Many classical Natural Language Processing (NLP) pipelines used either linguistic and semantic featuresKoehn and Hoang (2007); Du et al. (2016). In recent years, the rise of neural architectures has diminished the importance of the aforementioned features. Nevertheless, some works have still shown the effectiveness of introducing linguistic information into neural machine translation systems, typically in recurrent sequence-to-sequence (Seq2seq) architectures Sennrich and Haddow (2016); García-Martínez et al. (2016); España-Bonet and van Genabith (2018).
The motivation for studying strategies for incorporating linguistic or semantic information into state-of-the-art neural machine translation systems is two-fold. On the one hand, it can slightly improve the results in generic settings.
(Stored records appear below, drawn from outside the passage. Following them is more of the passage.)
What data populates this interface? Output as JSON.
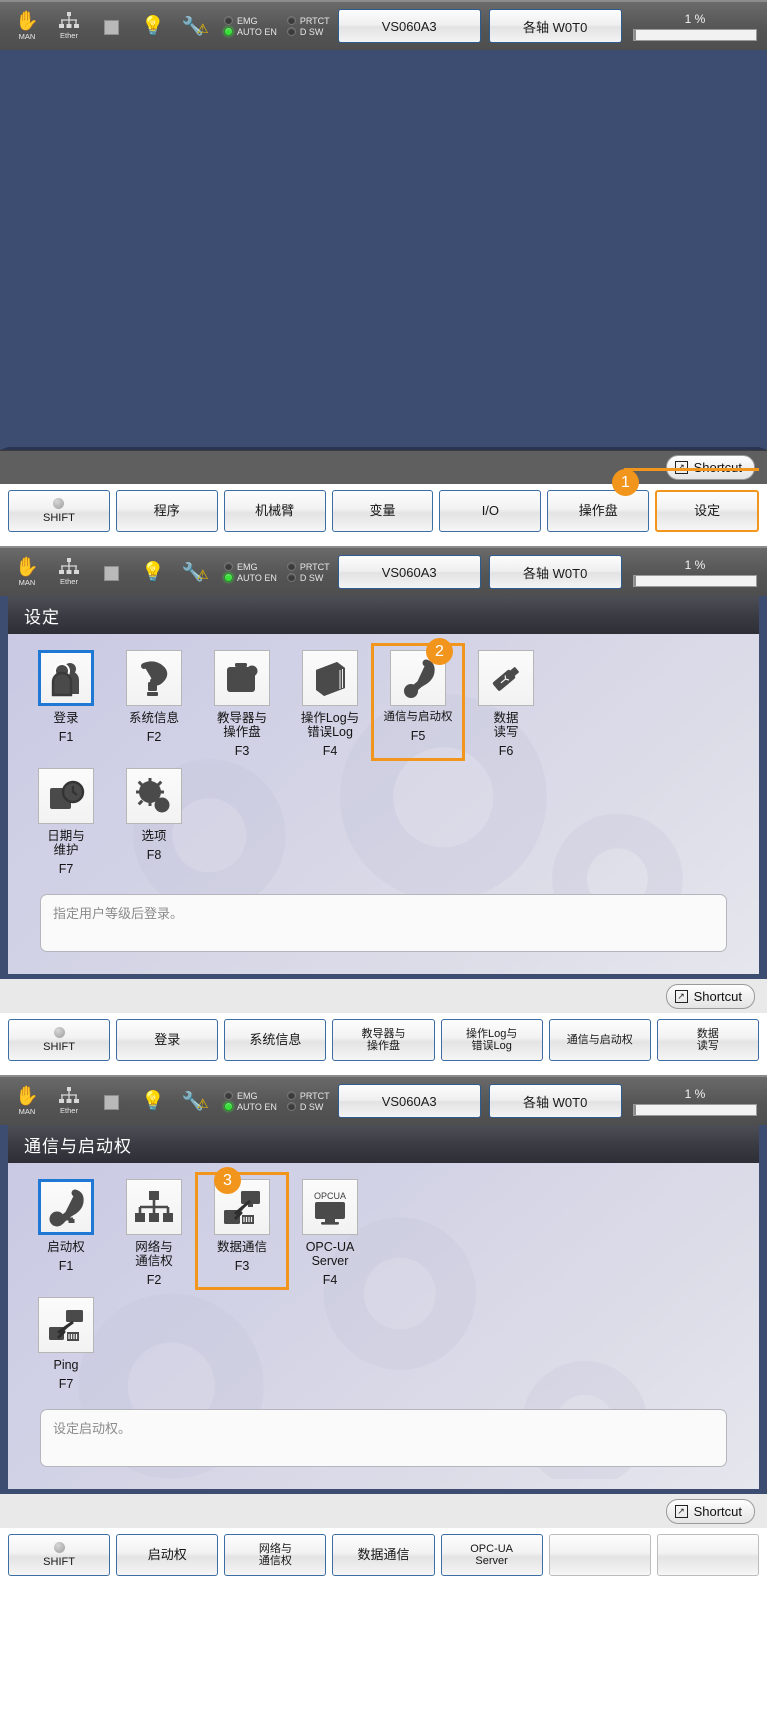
{
  "status": {
    "mode_caption": "MAN",
    "ether_caption": "Ether",
    "lamps": [
      {
        "label": "EMG",
        "on": false
      },
      {
        "label": "PRTCT",
        "on": false
      },
      {
        "label": "AUTO EN",
        "on": true
      },
      {
        "label": "D SW",
        "on": false
      }
    ],
    "model_button": "VS060A3",
    "axis_button": "各轴 W0T0",
    "speed_value": "1 %"
  },
  "shortcut_label": "Shortcut",
  "panel1": {
    "fkeys": [
      {
        "label": "SHIFT",
        "type": "shift"
      },
      {
        "label": "程序"
      },
      {
        "label": "机械臂"
      },
      {
        "label": "变量"
      },
      {
        "label": "I/O"
      },
      {
        "label": "操作盘"
      },
      {
        "label": "设定",
        "highlight": true
      }
    ],
    "badge": "1"
  },
  "panel2": {
    "title": "设定",
    "badge": "2",
    "icons": [
      {
        "label": "登录",
        "fkey": "F1",
        "icon": "users-icon",
        "selected": true
      },
      {
        "label": "系统信息",
        "fkey": "F2",
        "icon": "robot-arm-icon"
      },
      {
        "label": "教导器与\n操作盘",
        "fkey": "F3",
        "icon": "teach-pendant-icon"
      },
      {
        "label": "操作Log与\n错误Log",
        "fkey": "F4",
        "icon": "book-icon"
      },
      {
        "label": "通信与启动权",
        "fkey": "F5",
        "icon": "phone-handset-icon",
        "highlight": true
      },
      {
        "label": "数据\n读写",
        "fkey": "F6",
        "icon": "usb-stick-icon"
      },
      {
        "label": "日期与\n维护",
        "fkey": "F7",
        "icon": "calendar-clock-icon"
      },
      {
        "label": "选项",
        "fkey": "F8",
        "icon": "gears-icon"
      }
    ],
    "note": "指定用户等级后登录。",
    "fkeys": [
      {
        "label": "SHIFT",
        "type": "shift"
      },
      {
        "label": "登录"
      },
      {
        "label": "系统信息"
      },
      {
        "label": "教导器与\n操作盘"
      },
      {
        "label": "操作Log与\n错误Log"
      },
      {
        "label": "通信与启动权"
      },
      {
        "label": "数据\n读写"
      }
    ]
  },
  "panel3": {
    "title": "通信与启动权",
    "badge": "3",
    "icons": [
      {
        "label": "启动权",
        "fkey": "F1",
        "icon": "phone-key-icon",
        "selected": true
      },
      {
        "label": "网络与\n通信权",
        "fkey": "F2",
        "icon": "network-tree-icon"
      },
      {
        "label": "数据通信",
        "fkey": "F3",
        "icon": "data-comm-icon",
        "highlight": true
      },
      {
        "label": "OPC-UA\nServer",
        "fkey": "F4",
        "icon": "opcua-monitor-icon"
      },
      {
        "label": "Ping",
        "fkey": "F7",
        "icon": "ping-icon"
      }
    ],
    "note": "设定启动权。",
    "fkeys": [
      {
        "label": "SHIFT",
        "type": "shift"
      },
      {
        "label": "启动权"
      },
      {
        "label": "网络与\n通信权"
      },
      {
        "label": "数据通信"
      },
      {
        "label": "OPC-UA\nServer"
      },
      {
        "label": ""
      },
      {
        "label": ""
      }
    ]
  },
  "colors": {
    "accent_orange": "#f2951c",
    "select_blue": "#1f79d4",
    "screen_blue": "#3d4c71",
    "statusbar_grey": "#555555"
  }
}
On the other hand, and most importantly, it can play a key role in major challenges for machine translation, such as low-resource settings and morphologically different languages. In this work, we provide successful use cases for both situations. We suggest a modification to adapt the current state-of-the-art neural machine translation architecture, the Transformer Vaswani et al. (2017), to working with an arbitrary number of factors such as linguistic or semantic features. Specifically, we study the effect of incorporating such features at the embedding level or at the encoder level, with two different combination strategies and using different linguistic and semantic features, the former being extracted from NLP taggers and the latter from a linked data database. We report improvements in IWSLT and FLoReS benchmarks.
2 Related Work and Contributions
By factored Neural Machine Translation (NMT), we refer to the use of word features alongside the words themselves to improve translation quality. Both the encoder and the decoder of a Seq2seq architecture can be modified to obtain better translations García-Martínez et al. (2016)
. The most prominent approach consists of modifying the encoder such that instead of only one embedding layer, the encoder has as many embedding layers as factors, one for words themselves and one for each feature, and then the embedding vectors are concatenated and input to the rest of the model, which remains unchangedSennrich and Haddow (2016). The embedding sizes are set according to the respective vocabularies of the features. Notice that Byte Pair Encoding (BPE) Sennrich et al. (2016), an unsupervised preprocessing step for automatically splitting words into subwords with the goal of improving the translation of rare or unseen words, was applied to the words here. Thus, the features had to be repeated for each subword. In España-Bonet and van Genabith (2018), the exact same architecture was used, except that this new proposal used concepts extracted from a linked data database, BabelNet Navigli and Ponzetto (2012). These semantic features, synsets, were shown to improve zero-shot translations. All the cited works obtained moderate improvements with respect to the BLEU scores of the corresponding baselines.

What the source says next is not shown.